I gaily explained to her that I could give her $25. "It's a purse," I finished, calmly, as if she were a sister who had fallen under the spell of a powerful cult leader.
She countered, explaining to me in a kind of brittle tone that it was a Louis Vuitton. I held up my hand while my mouth dropped open a little. I gasped. Not so fast, it all said. "This purse has a tag in it that says it was made in America."
It does!
If you know, than you know that little paper tag is the most authentic authentication a Louis Vuitton handbag can have. She did not. So she apologized, briefly, and told me in a hurried way $12 was fine. Can I just say that Mari has no idea what this all means, except that obvsly for once I was charged the true value of a handbag. Lord. - Let's talk about teevee:
- Mad Men. Due to some knitting willingness since the summer, we have finally watched the entire first season and a couple of epis of the 2nd. Why is it so slow, this show? This show is like the guy at work who is always like, yk, "Oh, man! How was yr weekend? Oh, I had a great weekend! Pret-ty great weekend. Oh, you had a great weekend? Whoa, maybe you don't know from great weekend, brother. Wow, etc," zzZzZzzzzz all to get you to say, What did you do this weekend, which you do not because you do not care. It is just like that!

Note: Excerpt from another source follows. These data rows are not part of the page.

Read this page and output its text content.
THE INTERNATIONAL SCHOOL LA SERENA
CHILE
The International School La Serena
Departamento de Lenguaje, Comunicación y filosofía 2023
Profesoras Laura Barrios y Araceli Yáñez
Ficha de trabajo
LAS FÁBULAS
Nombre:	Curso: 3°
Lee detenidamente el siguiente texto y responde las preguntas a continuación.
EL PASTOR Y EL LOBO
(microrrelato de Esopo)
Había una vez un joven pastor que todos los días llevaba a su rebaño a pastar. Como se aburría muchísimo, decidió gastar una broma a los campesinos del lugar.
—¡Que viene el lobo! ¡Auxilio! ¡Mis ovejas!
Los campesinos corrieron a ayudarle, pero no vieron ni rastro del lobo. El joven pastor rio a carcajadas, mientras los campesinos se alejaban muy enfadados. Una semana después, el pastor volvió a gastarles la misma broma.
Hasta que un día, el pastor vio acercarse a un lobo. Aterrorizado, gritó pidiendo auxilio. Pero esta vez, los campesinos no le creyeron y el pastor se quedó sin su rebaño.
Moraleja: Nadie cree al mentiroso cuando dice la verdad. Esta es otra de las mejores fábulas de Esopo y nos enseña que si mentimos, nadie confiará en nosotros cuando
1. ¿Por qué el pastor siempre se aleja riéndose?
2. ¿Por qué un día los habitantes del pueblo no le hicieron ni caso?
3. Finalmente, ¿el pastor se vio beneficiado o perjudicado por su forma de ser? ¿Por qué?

- Weeds. I started watching Weeds however many years ago that I first found it on DVD at the library, maybe 4? I am just now on Season 3, is it? Where U-Turn keels over & his pal smothers him. I described that episode (who knows why?) to Mari & it is now a joke between us to stand in our new lexicon for crocodile tears. U-Turrrrrn! one of us says, to the other, melodramatically. Ha, ha-ha.
For some reason, writing about crocodile tears reminded me of my senior-year English teacher who had the hots for me -- we were an entire classroom of girls all agog at his condition, like, "Dude! Seriously! Jailbait! We're all wearing douchey uniforms!" I mean, he never touched me or said anything pervy ... he would just stop talking in the middle of a sentence sometimes and everyone would look up & he would be staring at me. My yearbook is covered with references to my mind-control powers. He was the one who had me do the presentation of "The Miller's Tale." God, I totally wonder what happened to that guy.